ReDas introduces a lightweight, reconfigurable systolic array architecture that enables fine-grained reshaping and multiple dataflows, significantly improving efficiency and utilization for DNN acceleration.

Contribution

It presents a novel, lightweight design supporting dynamic fine-grained reshaping and multiple dataflows with minimal hardware overhead.

Findings

Achieves 4.6x speedup over conventional systolic arrays.

Reduces energy-delay product by 8.3x.

Supports up to 129 different logical shapes and 3 dataflows.

Abstract

The systolic accelerator is one of the premier architectural choices for DNN acceleration. However, the conventional systolic architecture suffers from low PE utilization due to the mismatch between the fixed array and diverse DNN workloads. Recent studies have proposed flexible systolic array architectures to adapt to DNN models. However, these designs support only coarse-grained reshaping or significantly increase hardware overhead. In this study, we propose ReDas, a flexible and lightweight systolic array that supports dynamic fine-grained reshaping and multiple dataflows. First, ReDas integrates lightweight and reconfigurable roundabout data paths, which achieve fine-grained reshaping using only short connections between adjacent PEs.

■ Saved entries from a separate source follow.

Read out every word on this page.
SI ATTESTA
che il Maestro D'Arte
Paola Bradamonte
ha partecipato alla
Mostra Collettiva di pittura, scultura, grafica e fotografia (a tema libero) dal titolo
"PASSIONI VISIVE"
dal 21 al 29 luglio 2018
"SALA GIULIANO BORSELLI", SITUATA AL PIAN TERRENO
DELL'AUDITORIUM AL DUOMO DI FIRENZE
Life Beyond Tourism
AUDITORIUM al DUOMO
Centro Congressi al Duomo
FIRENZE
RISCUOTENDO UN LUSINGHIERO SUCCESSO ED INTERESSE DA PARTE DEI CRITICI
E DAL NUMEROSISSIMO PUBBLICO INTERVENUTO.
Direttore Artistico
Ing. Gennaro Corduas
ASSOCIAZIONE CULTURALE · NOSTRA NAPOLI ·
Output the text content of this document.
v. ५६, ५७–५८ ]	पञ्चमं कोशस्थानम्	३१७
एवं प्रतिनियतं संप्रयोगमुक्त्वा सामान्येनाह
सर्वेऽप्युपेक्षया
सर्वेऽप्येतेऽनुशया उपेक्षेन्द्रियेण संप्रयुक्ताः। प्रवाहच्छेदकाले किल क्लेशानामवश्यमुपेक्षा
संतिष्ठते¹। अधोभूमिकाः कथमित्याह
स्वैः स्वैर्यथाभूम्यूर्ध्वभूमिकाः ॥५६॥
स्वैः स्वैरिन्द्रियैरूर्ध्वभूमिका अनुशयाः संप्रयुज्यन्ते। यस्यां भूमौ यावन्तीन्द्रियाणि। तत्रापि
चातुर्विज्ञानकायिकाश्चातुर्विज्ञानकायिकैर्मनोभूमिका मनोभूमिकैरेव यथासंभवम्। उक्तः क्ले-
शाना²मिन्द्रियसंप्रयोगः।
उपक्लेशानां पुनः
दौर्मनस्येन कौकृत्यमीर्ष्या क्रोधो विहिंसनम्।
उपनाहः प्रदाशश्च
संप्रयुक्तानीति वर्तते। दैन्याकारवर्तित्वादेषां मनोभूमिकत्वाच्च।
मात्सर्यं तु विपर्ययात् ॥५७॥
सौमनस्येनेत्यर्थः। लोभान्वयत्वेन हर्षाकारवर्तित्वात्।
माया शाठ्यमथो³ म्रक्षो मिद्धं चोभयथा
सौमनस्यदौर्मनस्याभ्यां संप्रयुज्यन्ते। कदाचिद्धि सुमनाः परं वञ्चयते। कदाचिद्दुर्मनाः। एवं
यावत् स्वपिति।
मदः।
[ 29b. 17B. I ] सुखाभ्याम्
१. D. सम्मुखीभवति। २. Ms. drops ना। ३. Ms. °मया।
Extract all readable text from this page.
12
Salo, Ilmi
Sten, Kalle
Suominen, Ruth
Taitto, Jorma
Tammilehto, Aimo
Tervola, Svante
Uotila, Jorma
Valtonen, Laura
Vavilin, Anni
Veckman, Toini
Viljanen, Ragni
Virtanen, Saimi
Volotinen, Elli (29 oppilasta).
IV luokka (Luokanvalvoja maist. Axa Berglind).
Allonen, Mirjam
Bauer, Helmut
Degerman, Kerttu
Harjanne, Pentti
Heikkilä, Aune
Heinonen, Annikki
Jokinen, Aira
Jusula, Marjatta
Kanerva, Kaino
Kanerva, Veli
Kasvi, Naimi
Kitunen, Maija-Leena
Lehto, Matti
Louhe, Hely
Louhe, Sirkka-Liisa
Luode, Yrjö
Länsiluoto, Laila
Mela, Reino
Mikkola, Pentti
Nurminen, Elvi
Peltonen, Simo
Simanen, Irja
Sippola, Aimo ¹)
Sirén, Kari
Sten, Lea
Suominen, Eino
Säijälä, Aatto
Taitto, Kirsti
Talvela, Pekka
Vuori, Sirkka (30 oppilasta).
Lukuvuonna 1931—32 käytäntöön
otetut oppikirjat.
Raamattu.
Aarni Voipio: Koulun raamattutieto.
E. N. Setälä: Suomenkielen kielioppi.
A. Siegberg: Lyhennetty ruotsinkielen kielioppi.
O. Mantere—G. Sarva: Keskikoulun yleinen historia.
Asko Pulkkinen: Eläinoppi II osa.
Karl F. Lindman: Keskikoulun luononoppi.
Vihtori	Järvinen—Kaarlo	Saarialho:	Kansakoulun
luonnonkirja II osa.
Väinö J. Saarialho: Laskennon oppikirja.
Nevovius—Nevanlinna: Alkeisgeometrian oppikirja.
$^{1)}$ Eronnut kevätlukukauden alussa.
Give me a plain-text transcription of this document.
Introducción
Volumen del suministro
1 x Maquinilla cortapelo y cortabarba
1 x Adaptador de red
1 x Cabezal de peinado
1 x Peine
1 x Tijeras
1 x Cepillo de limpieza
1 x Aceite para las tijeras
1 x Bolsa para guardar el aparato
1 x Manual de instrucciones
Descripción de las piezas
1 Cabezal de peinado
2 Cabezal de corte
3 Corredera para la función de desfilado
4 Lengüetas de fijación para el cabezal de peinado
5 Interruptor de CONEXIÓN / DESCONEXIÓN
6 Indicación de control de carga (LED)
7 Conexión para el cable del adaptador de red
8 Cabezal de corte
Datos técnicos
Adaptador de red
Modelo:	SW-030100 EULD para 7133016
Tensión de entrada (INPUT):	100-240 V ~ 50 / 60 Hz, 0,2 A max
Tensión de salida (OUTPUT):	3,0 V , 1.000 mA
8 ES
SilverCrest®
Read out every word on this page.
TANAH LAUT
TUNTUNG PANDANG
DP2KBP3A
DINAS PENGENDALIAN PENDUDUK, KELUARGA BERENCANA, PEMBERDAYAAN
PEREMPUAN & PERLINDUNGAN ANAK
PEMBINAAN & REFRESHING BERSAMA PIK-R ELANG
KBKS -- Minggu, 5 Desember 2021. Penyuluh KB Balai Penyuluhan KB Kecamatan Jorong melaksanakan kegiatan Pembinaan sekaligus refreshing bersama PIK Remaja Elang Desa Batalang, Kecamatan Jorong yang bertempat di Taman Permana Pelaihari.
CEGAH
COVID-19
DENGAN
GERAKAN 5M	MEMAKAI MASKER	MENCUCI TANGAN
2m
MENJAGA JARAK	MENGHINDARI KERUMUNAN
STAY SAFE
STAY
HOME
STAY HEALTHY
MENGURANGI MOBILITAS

Second, we redesign the PE microarchitecture and integrate a set of multi-mode data buffers around the array. The PE structure enables additional data bypassing and flexible data switching. Simultaneously, the multi-mode buffers facilitate fine-grained reallocation of on-chip memory resources, adapting to various dataflow requirements. ReDas can dynamically reconfigure to up to 129 different logical shapes and 3 dataflows for a 128x128 array. Finally, we propose an efficient mapper to generate appropriate configurations for each layer of DNN workloads. Compared to the conventional systolic array, ReDas can achieve about 4.6x speedup and 8.3x energy-delay product (EDP) reduction.